Abstract

In the Jovian radiation belt, the radiations of high-energy particles are much higher than that in the earth's radiation belt. The radiation hardness is a key technology to ensure the successful implementation of the Jupiter mission. We develop the methods of total ionizing dose (TID) and internal charging evaluation for a potential Jupiter orbiting mission. In TID evaluation, based on the data from radiation test on devices, the Jovian radiation belt model, and the solar proton model, we introduce a method to evaluate the failure possibility caused by TID after shielding layers. In this method, radiation variability in Jovian magnetosphere and failure dose uncertainty of devices are integrated. Survival probability can be studied quantitatively. Especially we define the failure rate and investigate its change within the mission period. Using this method, we can approach a balance among device ability, shielding thickness, and failure probability in the spacecraft design. In internal charging evaluation, the simulation method is improved and applied to the Jovian mission. A worst case electron environment with 99% percentile is chosen. Shielding properties of high-Z and low-Z materials are studied. As a result, tantalum is twice better than aluminum in shielding efficiency and benefits in two aspects: lower range and higher backscatter parameter of the energetic electron.
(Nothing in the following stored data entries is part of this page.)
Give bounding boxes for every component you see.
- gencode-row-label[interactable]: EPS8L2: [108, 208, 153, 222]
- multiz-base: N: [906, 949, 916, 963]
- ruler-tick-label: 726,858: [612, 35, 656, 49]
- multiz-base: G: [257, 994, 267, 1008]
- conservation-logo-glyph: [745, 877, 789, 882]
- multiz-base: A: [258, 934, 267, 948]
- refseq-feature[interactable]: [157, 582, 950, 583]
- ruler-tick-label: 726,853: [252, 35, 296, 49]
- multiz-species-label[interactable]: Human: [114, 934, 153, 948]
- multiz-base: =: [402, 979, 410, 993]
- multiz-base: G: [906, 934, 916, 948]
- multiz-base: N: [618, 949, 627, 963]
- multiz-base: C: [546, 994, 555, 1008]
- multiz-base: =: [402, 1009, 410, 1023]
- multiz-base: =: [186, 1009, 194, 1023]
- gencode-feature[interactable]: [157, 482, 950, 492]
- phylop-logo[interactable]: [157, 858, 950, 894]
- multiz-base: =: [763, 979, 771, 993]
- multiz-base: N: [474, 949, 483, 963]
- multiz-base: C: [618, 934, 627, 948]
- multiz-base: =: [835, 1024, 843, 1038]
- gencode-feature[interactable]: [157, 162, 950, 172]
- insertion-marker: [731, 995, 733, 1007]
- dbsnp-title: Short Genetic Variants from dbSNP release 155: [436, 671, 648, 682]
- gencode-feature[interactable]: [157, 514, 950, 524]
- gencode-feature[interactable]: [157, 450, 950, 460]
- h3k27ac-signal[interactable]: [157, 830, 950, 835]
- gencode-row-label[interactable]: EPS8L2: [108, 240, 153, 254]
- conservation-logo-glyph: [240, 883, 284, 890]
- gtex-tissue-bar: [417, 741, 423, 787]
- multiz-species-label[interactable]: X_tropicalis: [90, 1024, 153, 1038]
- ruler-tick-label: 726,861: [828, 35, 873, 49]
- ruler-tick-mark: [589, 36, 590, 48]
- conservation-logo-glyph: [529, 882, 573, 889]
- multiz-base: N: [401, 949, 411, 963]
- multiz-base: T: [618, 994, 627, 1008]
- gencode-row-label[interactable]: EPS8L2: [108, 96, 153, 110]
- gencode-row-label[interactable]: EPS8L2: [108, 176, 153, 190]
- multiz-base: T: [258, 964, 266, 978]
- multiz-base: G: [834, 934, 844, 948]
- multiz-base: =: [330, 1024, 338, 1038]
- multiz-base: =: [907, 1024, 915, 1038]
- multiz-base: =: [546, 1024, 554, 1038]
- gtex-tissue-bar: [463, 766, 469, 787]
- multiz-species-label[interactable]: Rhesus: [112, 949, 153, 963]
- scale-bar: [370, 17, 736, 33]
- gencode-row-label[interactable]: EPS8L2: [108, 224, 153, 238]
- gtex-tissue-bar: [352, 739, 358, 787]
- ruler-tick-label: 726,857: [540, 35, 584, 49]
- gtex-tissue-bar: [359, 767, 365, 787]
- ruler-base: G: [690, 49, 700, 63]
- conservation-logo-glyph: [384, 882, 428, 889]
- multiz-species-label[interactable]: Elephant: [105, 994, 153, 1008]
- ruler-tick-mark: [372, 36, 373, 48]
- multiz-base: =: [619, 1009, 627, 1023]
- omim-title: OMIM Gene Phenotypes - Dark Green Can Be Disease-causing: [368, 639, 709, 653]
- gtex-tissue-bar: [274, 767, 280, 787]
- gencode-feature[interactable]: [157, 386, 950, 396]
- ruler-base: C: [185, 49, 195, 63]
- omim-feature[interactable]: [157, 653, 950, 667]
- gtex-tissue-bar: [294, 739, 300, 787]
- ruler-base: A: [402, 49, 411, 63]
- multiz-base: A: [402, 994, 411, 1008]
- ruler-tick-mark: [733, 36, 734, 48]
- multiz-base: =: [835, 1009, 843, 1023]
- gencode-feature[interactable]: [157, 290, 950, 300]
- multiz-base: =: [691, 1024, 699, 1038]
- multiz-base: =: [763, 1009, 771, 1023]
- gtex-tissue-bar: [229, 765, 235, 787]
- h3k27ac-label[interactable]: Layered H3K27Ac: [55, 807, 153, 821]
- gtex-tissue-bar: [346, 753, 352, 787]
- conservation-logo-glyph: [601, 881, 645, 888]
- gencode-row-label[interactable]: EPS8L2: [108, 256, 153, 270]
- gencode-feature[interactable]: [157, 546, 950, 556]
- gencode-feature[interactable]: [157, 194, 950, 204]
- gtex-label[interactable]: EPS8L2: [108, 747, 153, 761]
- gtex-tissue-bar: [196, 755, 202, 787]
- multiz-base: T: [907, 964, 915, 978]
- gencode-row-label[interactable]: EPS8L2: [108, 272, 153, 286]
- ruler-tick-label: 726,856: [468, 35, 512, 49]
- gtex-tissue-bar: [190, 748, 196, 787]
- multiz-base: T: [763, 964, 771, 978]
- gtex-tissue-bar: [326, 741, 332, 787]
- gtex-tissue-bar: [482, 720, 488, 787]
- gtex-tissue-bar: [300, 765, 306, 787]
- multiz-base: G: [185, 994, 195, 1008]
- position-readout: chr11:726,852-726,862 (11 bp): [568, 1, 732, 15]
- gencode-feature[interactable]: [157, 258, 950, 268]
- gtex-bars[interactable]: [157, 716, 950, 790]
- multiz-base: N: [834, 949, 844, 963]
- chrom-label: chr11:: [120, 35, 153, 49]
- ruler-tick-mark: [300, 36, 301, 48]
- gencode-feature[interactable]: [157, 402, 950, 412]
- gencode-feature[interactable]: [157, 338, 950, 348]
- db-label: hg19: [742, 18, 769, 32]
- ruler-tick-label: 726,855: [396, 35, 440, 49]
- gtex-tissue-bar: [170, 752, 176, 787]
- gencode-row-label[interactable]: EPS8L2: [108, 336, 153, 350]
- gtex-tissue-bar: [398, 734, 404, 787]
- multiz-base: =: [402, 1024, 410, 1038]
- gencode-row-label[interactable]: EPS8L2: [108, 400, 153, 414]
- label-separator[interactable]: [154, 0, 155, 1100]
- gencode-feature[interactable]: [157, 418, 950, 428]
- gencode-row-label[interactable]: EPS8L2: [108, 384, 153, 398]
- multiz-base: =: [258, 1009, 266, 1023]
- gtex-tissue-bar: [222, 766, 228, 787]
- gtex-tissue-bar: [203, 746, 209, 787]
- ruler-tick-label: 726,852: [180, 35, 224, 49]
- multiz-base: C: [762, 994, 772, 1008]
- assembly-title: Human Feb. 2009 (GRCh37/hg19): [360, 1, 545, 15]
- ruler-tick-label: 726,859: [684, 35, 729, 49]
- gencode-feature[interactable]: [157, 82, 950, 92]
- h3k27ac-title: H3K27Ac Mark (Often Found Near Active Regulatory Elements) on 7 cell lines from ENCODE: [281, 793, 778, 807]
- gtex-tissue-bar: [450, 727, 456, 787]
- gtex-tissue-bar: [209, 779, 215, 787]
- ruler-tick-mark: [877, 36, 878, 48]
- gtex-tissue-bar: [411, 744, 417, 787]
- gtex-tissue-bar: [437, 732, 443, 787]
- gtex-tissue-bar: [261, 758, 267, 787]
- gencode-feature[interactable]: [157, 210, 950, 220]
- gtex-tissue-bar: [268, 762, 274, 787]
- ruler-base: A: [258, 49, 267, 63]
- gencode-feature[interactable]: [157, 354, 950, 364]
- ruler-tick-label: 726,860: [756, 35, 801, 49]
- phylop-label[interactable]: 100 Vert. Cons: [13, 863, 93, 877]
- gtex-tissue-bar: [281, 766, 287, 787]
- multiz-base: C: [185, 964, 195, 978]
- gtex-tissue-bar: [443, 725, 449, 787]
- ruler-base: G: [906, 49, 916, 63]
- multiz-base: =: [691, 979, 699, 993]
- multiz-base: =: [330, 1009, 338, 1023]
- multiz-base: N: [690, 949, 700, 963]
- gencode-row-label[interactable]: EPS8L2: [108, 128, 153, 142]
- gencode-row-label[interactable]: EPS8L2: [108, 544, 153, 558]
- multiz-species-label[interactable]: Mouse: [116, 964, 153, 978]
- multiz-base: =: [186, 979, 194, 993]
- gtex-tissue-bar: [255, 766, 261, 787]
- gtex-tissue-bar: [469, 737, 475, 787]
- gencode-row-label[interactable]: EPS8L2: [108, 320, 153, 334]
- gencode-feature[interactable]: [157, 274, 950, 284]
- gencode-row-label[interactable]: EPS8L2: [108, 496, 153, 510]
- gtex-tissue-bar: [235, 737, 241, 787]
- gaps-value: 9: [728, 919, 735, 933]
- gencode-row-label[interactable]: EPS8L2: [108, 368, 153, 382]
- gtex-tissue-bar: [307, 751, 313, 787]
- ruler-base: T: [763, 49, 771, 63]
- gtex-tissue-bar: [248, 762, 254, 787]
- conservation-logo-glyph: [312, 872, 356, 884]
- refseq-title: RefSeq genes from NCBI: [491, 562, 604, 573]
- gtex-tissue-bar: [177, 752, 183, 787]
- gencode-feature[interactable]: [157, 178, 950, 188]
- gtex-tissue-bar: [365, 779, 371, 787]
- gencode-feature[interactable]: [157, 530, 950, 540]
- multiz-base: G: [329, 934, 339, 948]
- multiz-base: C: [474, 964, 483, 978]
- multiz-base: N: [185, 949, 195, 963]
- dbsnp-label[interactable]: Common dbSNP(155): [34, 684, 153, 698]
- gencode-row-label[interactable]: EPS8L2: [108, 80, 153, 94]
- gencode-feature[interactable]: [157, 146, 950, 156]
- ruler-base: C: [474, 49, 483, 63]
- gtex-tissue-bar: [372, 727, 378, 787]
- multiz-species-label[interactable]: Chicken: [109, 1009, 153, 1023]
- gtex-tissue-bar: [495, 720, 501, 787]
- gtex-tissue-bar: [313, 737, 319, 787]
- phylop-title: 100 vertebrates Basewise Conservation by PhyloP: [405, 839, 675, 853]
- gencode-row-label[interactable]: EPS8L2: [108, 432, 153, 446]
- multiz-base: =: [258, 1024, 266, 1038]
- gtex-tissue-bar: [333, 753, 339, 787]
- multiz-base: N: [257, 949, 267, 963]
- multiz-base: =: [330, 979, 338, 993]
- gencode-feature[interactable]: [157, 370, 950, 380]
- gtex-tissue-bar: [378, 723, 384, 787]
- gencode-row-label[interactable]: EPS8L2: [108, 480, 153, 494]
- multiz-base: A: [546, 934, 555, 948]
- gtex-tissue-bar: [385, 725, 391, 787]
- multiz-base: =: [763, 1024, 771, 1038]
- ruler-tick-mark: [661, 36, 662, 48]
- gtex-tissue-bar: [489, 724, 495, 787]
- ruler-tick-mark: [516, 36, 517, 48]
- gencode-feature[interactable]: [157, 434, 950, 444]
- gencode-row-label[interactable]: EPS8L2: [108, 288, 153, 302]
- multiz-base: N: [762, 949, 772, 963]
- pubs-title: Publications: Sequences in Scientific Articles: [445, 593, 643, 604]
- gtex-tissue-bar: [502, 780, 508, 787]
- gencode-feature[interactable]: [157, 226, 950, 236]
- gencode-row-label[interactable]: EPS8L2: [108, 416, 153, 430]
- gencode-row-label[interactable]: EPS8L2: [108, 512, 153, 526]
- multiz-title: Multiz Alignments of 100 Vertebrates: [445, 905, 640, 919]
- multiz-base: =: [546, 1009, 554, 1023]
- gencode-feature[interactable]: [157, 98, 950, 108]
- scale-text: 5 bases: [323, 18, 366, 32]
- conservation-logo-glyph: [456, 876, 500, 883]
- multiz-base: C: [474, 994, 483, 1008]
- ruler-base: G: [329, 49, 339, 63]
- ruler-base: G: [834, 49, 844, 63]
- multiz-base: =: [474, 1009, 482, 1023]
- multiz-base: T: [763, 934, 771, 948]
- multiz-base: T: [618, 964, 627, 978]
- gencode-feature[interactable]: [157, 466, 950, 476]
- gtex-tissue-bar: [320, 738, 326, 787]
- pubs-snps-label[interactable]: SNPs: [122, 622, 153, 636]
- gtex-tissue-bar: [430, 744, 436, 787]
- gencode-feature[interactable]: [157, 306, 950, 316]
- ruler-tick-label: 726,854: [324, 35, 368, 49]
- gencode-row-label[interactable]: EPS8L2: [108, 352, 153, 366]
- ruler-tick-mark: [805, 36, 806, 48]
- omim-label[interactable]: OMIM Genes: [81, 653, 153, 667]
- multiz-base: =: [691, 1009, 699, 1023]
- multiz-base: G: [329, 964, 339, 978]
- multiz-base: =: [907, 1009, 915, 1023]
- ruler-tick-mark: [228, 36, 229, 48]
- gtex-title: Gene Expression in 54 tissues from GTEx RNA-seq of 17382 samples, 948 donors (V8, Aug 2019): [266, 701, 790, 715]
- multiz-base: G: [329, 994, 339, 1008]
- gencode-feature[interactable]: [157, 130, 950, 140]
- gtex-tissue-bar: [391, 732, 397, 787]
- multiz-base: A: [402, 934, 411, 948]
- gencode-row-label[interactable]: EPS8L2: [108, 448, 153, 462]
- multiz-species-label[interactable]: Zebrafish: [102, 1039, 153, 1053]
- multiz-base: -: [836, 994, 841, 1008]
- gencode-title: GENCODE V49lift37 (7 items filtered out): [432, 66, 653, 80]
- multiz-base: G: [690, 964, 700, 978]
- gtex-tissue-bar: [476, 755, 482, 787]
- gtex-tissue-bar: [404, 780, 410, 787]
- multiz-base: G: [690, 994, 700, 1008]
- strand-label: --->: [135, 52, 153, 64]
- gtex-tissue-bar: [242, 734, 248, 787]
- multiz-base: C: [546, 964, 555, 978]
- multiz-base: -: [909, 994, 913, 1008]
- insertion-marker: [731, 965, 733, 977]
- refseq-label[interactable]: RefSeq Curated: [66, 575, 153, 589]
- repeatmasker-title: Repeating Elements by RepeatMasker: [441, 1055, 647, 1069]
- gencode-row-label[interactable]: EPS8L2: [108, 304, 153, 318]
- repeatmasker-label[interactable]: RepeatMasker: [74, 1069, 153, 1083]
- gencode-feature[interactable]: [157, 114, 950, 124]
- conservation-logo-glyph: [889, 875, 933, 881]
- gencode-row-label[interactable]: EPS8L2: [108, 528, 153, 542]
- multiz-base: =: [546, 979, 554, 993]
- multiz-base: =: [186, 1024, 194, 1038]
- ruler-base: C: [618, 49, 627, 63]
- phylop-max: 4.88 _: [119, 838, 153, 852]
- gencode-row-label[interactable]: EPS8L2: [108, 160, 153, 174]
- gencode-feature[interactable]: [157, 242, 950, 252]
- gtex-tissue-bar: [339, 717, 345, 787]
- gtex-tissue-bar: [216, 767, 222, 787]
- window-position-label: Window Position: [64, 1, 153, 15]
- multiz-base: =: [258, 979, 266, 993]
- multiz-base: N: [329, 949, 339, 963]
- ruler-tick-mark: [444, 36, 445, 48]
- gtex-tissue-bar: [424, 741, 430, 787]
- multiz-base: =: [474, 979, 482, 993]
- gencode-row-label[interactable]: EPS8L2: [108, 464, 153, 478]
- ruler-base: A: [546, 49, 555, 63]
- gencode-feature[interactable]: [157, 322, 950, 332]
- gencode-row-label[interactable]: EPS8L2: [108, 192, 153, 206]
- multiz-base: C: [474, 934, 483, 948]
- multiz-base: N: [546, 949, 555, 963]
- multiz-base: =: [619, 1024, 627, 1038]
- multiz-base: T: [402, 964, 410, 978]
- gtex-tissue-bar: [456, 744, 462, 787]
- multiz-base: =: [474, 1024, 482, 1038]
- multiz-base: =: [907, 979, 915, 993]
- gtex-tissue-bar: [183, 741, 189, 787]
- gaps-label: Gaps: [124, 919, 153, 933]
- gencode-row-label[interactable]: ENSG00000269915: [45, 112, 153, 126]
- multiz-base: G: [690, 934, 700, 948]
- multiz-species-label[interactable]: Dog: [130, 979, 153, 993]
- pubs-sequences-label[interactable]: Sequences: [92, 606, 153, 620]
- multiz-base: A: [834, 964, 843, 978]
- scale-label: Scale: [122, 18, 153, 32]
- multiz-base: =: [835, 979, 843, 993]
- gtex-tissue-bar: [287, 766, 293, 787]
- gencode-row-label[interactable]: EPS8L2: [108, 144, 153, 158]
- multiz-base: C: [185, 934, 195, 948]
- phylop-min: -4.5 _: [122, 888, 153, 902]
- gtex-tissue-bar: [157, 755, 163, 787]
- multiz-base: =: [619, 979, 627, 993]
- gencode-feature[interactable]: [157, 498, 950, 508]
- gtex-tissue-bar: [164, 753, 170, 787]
The analysis algorithms of depth-dose curves up to 100-MeV electrons are studied. Then, the charging E -fields of dielectrics in time-varying flux are investigated. For Fr4 with high conductivity, peak E -field is determined by periapsis flux. For Kapton with low conductivity, the deposited electrons can accumulate between different orbits and the E -field increases gradually. In both TID and internal charging evaluation, we also compare the differences of results in Jupiter orbit with that in geosynchronous of Earth.